The pill completely changed the constant worry over contraception as it was deemed to be nearly 100% effective when taken as directed. Although there were reports in the late 1960's that the pill could be linked to heart disease, stroke and the risk of developing blood clots, none of these reports were definitively proven, and women continued to use the pill to prevent pregnancy. In our current world, it is estimated that there are more than 100 million users, worldwide, of oral contraceptives. Although many women-especially younger women-feel the benefits of birth control pills outweigh the stated risk, others are very concerned about the more recent links between breast cancer and oral contraceptives.

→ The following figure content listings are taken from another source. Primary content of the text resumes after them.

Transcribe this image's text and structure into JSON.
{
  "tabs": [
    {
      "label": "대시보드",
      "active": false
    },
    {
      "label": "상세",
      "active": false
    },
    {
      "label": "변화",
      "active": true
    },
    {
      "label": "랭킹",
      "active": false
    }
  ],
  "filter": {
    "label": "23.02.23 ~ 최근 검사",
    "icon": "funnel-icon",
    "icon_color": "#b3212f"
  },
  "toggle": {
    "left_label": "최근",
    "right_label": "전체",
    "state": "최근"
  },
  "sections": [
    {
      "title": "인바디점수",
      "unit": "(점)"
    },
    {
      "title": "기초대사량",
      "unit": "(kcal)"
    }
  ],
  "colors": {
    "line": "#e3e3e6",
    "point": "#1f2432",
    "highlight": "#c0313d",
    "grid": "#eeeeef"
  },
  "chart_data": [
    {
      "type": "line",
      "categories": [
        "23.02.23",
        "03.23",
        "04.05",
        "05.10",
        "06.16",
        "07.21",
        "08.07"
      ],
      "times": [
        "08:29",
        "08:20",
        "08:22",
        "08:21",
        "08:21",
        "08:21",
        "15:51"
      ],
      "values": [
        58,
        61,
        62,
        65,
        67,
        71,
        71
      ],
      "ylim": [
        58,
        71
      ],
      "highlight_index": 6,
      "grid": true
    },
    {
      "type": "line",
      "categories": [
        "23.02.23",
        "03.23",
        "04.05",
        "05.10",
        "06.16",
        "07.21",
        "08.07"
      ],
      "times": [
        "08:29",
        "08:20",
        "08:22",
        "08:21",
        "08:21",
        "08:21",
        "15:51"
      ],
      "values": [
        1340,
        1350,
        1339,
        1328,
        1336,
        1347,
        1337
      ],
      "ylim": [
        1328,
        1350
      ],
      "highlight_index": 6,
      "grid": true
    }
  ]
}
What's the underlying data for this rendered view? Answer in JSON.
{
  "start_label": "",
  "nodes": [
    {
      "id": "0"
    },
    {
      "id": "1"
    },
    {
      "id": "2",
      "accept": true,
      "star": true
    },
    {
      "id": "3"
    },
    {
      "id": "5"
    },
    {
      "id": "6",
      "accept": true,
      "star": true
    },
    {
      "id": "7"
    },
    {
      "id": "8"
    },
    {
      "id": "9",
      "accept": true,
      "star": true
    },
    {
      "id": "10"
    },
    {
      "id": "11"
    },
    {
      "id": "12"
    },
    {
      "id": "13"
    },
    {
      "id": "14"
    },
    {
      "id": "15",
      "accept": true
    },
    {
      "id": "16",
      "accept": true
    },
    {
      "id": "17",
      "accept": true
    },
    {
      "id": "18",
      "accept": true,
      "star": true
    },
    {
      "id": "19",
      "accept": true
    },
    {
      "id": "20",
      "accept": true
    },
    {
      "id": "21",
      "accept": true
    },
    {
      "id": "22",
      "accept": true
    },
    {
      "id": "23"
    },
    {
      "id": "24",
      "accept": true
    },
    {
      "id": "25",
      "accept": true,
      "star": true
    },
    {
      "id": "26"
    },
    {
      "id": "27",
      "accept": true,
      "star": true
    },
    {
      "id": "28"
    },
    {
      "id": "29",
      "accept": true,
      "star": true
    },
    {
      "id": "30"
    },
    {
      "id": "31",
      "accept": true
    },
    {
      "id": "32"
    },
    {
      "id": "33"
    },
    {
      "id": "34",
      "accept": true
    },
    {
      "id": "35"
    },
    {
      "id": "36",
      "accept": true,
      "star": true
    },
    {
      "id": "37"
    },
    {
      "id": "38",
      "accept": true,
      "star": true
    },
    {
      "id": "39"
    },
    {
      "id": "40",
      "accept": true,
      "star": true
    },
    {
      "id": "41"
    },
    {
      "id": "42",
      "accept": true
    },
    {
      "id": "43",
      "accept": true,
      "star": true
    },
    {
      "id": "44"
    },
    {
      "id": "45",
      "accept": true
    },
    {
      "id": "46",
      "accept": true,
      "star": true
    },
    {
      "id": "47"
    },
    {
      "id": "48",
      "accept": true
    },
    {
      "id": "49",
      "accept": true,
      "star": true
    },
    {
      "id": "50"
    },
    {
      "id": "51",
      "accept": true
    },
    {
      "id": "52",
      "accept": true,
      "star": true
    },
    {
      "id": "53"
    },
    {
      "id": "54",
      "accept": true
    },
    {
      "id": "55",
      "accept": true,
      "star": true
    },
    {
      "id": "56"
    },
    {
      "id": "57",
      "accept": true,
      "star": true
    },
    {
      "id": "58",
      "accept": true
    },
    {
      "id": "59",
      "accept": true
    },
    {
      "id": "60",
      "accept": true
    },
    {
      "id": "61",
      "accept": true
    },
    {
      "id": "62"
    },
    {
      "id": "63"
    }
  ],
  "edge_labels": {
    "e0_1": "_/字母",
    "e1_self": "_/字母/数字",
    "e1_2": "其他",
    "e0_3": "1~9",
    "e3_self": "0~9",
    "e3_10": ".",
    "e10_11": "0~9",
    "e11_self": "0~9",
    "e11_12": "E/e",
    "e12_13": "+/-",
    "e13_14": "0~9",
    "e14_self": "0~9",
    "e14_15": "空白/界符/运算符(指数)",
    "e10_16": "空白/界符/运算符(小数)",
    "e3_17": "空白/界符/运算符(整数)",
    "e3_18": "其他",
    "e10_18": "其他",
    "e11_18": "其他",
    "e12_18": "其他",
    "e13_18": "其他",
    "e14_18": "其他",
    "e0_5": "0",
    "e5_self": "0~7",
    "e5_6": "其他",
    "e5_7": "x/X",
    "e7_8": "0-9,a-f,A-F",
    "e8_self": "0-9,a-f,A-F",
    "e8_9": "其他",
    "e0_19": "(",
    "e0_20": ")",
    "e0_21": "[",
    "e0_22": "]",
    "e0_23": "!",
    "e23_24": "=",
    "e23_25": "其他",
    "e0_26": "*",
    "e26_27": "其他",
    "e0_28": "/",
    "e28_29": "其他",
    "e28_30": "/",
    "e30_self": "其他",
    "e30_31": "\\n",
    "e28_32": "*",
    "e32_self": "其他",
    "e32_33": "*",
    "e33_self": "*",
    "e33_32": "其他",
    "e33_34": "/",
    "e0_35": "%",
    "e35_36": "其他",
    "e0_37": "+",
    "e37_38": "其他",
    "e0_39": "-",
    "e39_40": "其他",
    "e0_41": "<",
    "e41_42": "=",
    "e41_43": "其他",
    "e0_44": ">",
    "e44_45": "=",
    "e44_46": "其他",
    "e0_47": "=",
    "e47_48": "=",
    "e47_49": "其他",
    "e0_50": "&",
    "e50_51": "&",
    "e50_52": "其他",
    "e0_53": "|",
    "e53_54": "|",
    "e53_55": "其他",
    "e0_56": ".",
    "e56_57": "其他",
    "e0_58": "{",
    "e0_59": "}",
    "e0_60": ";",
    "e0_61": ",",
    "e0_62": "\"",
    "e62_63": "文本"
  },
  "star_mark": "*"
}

Family History of Breast Cancer

The truth is, the studies which have examined oral contraceptives and breast cancer risk have produced widely conflicting results. Part of this conflict could be due to the level of hormones in birth control pills now as compared to the much higher level in earlier forms of birth control pill. Researchers in Scandinavia noted a definite increase in breast cancer among women who were currently taking birth control pills, and the longer they were taken, the higher the risk seemed to be. This same research noted that ten years following the cessation of birth control pills saw cancer risk return to the same levels as those women who had never used the pill. Another study done by Women's Contraceptive and Reproductive Experience in 1998 showed no increase in the risk of breast cancer due to use of the pill. It may make a difference as to whether you have a family history of breast cancer in your overall risk from using the pill. The Journal of the American Medical Association noted that women who already have a strong family incidence of breast cancer may have as much as an eleven times higher risk of breast cancer than if they had never taken the pill.

The Age Factor

The risk for breast cancer among pill users seems to be highest among older women, especially those over the age of 45. This older group of women seems to be nearly one-and-a-half times as likely to get breast cancer as are those who have never used the pill. When considering these studies, however, it is important to remember that many of the women studied began taking the pill when it contained much higher doses of hormones. Today's birth control pills are believed to have a greatly reduced risk of negative health effects because of the lower amounts of hormones in them, so you should factor this in when choosing your method of birth control.